Kenya’s Inflation Problem and the Dollar Alternative
Kenya’s inflation has fluctuated significantly — food prices, energy costs, and a sometimes-volatile shilling have made saving in KES a challenge for anyone without access to sophisticated financial products. For ordinary Kenyans, stablecoins offer something remarkable: a simple way to hold dollar-denominated savings on a phone, accessible via M-Pesa top-ups and withdrawals.
Stablecoins 101: What You Need to Know
A stablecoin is a cryptocurrency with a fixed value, almost always pegged to $1 USD. The two most important ones:
- USDT (Tether) — The most liquid stablecoin in Africa’s P2P markets. If you want to buy, sell, or transfer stablecoins using M-Pesa in Kenya, USDT is the standard. Backed by a mix of cash, T-bills, and other assets.
- USDC (USD Coin) — Issued by Circle, regulated in the US. Reserves are 100% cash and short-term treasuries, audited monthly. Slightly less P2P liquidity in Kenya than USDT, but growing and considered more transparent.
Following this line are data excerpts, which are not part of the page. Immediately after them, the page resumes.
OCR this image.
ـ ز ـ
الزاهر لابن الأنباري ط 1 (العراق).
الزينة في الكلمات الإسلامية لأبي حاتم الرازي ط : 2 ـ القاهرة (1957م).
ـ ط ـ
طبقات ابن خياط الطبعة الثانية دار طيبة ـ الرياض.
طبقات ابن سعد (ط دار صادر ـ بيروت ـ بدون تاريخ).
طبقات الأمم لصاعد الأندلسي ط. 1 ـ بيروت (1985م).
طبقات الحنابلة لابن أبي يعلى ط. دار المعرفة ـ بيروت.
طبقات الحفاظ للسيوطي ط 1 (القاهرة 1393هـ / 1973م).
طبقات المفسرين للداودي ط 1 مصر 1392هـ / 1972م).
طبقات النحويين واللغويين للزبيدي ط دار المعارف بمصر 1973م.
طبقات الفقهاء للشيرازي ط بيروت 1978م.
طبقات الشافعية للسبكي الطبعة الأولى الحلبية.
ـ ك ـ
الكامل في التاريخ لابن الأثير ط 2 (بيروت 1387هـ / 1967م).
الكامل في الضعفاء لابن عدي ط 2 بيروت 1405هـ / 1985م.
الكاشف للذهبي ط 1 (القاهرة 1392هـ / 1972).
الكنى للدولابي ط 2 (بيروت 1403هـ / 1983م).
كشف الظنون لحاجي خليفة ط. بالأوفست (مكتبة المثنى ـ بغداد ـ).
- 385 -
Buying USDT in Kenya: The M-Pesa Route
This is straightforward once you’ve done it once:
- Create an account on OKX or Bybit
- Go to P2P → Buy USDT → Filter by KES payment method: M-Pesa
- Choose a verified merchant (200+ trades, 98%+ completion)
- Enter amount, send KES via M-Pesa to merchant’s number, receive USDT
The spread (effectively your transaction fee) is typically 1–1.5% of the trade value. No other hidden charges.
Earning Yield on Your Stablecoins
Simply holding USDT already beats KES inflation in dollar terms. But you can go further:
- OKX Earn: 4–7% APY on flexible USDT. No lock-up. Check OKX Earn rates.
- Bybit Earn: 4–6% flexible, 8–12%+ locked. Explore Bybit Earn.
- Bitget Earn: Bitget occasionally runs promotional rates — worth a comparison.
Practical example: KES 100,000 → approximately $750 USDT → at 5% APY → $37.50/year yield. If KES depreciates 10% over the year, your savings in shilling terms are worth KES 110,000 at year-end (before yield). Combined: you’re ahead even if you do nothing else.
Understanding the Risks
- Depegging risk: Both USDT and USDC have historically maintained their $1 peg. USDC had a brief $0.87 dip in March 2023 during Silicon Valley Bank’s collapse, but recovered within 48 hours. Diversifying across both reduces this risk.
- Exchange risk: Stablecoins held on an exchange are subject to that exchange’s solvency. Use only well-established platforms (OKX, Bybit) and don’t concentrate all holdings in one place.
- KRA tax implications: Kenya Revenue Authority has been developing crypto tax guidance. Keep records of purchases and sales for potential reporting requirements.
Practical Recommendation for Kenyan Savers
Start with USDT on OKX or Bybit. Convert an amount you’re comfortable with — perhaps the equivalent of 1–3 months’ savings — and put it in Earn. Leave it. Check back in three months. The experience of watching dollar-denominated savings grow while KES prices rise is clarifying. It’s a strategy more Kenyans should know about.